X. Play-forms in art


Wherever there is a catch-word ending in -ism we are hot on the tracks of a play-community.

Huizinga has already established an indissoluble bond between play and poetry. Now he recognizes that "the same is true, and in even higher degree, of the bond between play and music"
However, when he turns away from "poetry, music and dancing to the plastic arts" he "finds the connections with play becoming less obvious". But here Huizinga is in the past. He cites the examples of the "architect, the sculptor, the painter, draughtsman, ceramist, and decorative artist" who in spite of her/his "creative impulse" is ruled by the discipline, "always subjected to the skill and proficiency of the forming hand".
On the other hand, if one turns away from the "making of works of art to the manner in which they are received in the social milieu", then the picture changes completely. It is this social reception, the struggle of the new "-ism" against the old "-ism", which characterises the play.

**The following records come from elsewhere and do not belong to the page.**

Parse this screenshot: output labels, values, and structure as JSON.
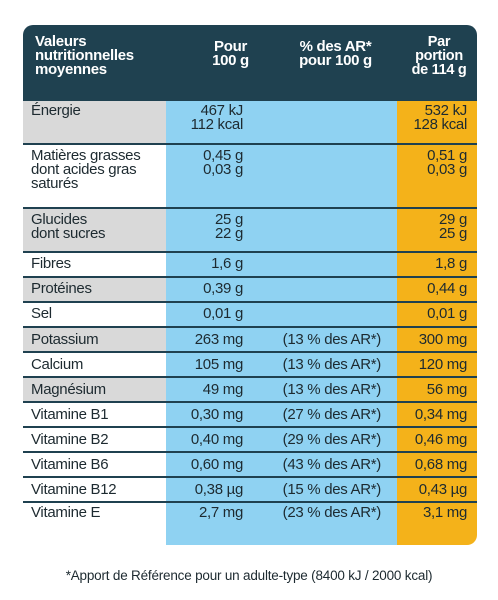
{
  "header": {
    "nutrient": [
      "Valeurs",
      "nutritionnelles",
      "moyennes"
    ],
    "per100": [
      "Pour",
      "100 g"
    ],
    "ar": [
      "% des AR*",
      "pour 100 g"
    ],
    "portion": [
      "Par",
      "portion",
      "de 114 g"
    ]
  },
  "rows": [
    {
      "name": [
        "Énergie"
      ],
      "per100": [
        "467 kJ",
        "112 kcal"
      ],
      "ar": [],
      "portion": [
        "532 kJ",
        "128 kcal"
      ],
      "shaded": true
    },
    {
      "name": [
        "Matières grasses",
        "dont acides gras",
        "saturés"
      ],
      "per100": [
        "0,45 g",
        "0,03 g"
      ],
      "ar": [],
      "portion": [
        "0,51 g",
        "0,03 g"
      ],
      "shaded": false
    },
    {
      "name": [
        "Glucides",
        "dont sucres"
      ],
      "per100": [
        "25 g",
        "22 g"
      ],
      "ar": [],
      "portion": [
        "29 g",
        "25 g"
      ],
      "shaded": true
    },
    {
      "name": [
        "Fibres"
      ],
      "per100": [
        "1,6 g"
      ],
      "ar": [],
      "portion": [
        "1,8 g"
      ],
      "shaded": false
    },
    {
      "name": [
        "Protéines"
      ],
      "per100": [
        "0,39 g"
      ],
      "ar": [],
      "portion": [
        "0,44 g"
      ],
      "shaded": true
    },
    {
      "name": [
        "Sel"
      ],
      "per100": [
        "0,01 g"
      ],
      "ar": [],
      "portion": [
        "0,01 g"
      ],
      "shaded": false
    },
    {
      "name": [
        "Potassium"
      ],
      "per100": [
        "263 mg"
      ],
      "ar": [
        "(13 % des AR*)"
      ],
      "portion": [
        "300 mg"
      ],
      "shaded": true
    },
    {
      "name": [
        "Calcium"
      ],
      "per100": [
        "105 mg"
      ],
      "ar": [
        "(13 % des AR*)"
      ],
      "portion": [
        "120 mg"
      ],
      "shaded": false
    },
    {
      "name": [
        "Magnésium"
      ],
      "per100": [
        "49 mg"
      ],
      "ar": [
        "(13 % des AR*)"
      ],
      "portion": [
        "56 mg"
      ],
      "shaded": true
    },
    {
      "name": [
        "Vitamine B1"
      ],
      "per100": [
        "0,30 mg"
      ],
      "ar": [
        "(27 % des AR*)"
      ],
      "portion": [
        "0,34 mg"
      ],
      "shaded": false
    },
    {
      "name": [
        "Vitamine B2"
      ],
      "per100": [
        "0,40 mg"
      ],
      "ar": [
        "(29 % des AR*)"
      ],
      "portion": [
        "0,46 mg"
      ],
      "shaded": false
    },
    {
      "name": [
        "Vitamine B6"
      ],
      "per100": [
        "0,60 mg"
      ],
      "ar": [
        "(43 % des AR*)"
      ],
      "portion": [
        "0,68 mg"
      ],
      "shaded": false
    },
    {
      "name": [
        "Vitamine B12"
      ],
      "per100": [
        "0,38 µg"
      ],
      "ar": [
        "(15 % des AR*)"
      ],
      "portion": [
        "0,43 µg"
      ],
      "shaded": false
    },
    {
      "name": [
        "Vitamine E"
      ],
      "per100": [
        "2,7 mg"
      ],
      "ar": [
        "(23 % des AR*)"
      ],
      "portion": [
        "3,1 mg"
      ],
      "shaded": false
    }
  ],
  "footnote": "*Apport de Référence pour un adulte-type (8400 kJ / 2000 kcal)",
  "colors": {
    "header": "#1f4150",
    "blue": "#8fd2f2",
    "orange": "#f4b21a",
    "shade": "#d9d9d9"
  }
}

XI. Western civilization sub specie ludi



We have to conclude, therefore, that civilization is, in its earliest phases, played.
It does not come from play like a baby detaching itself from the womb:
it arises in and as play, and never leaves it.

XII. Play-element in contemporary civilization


In American politics it is even more evident. Long before the two-party system had reduced itself to two gigantic teams whose political differences were hardly discernible to an outsider, electioneering in America had developed into a kind of national sport.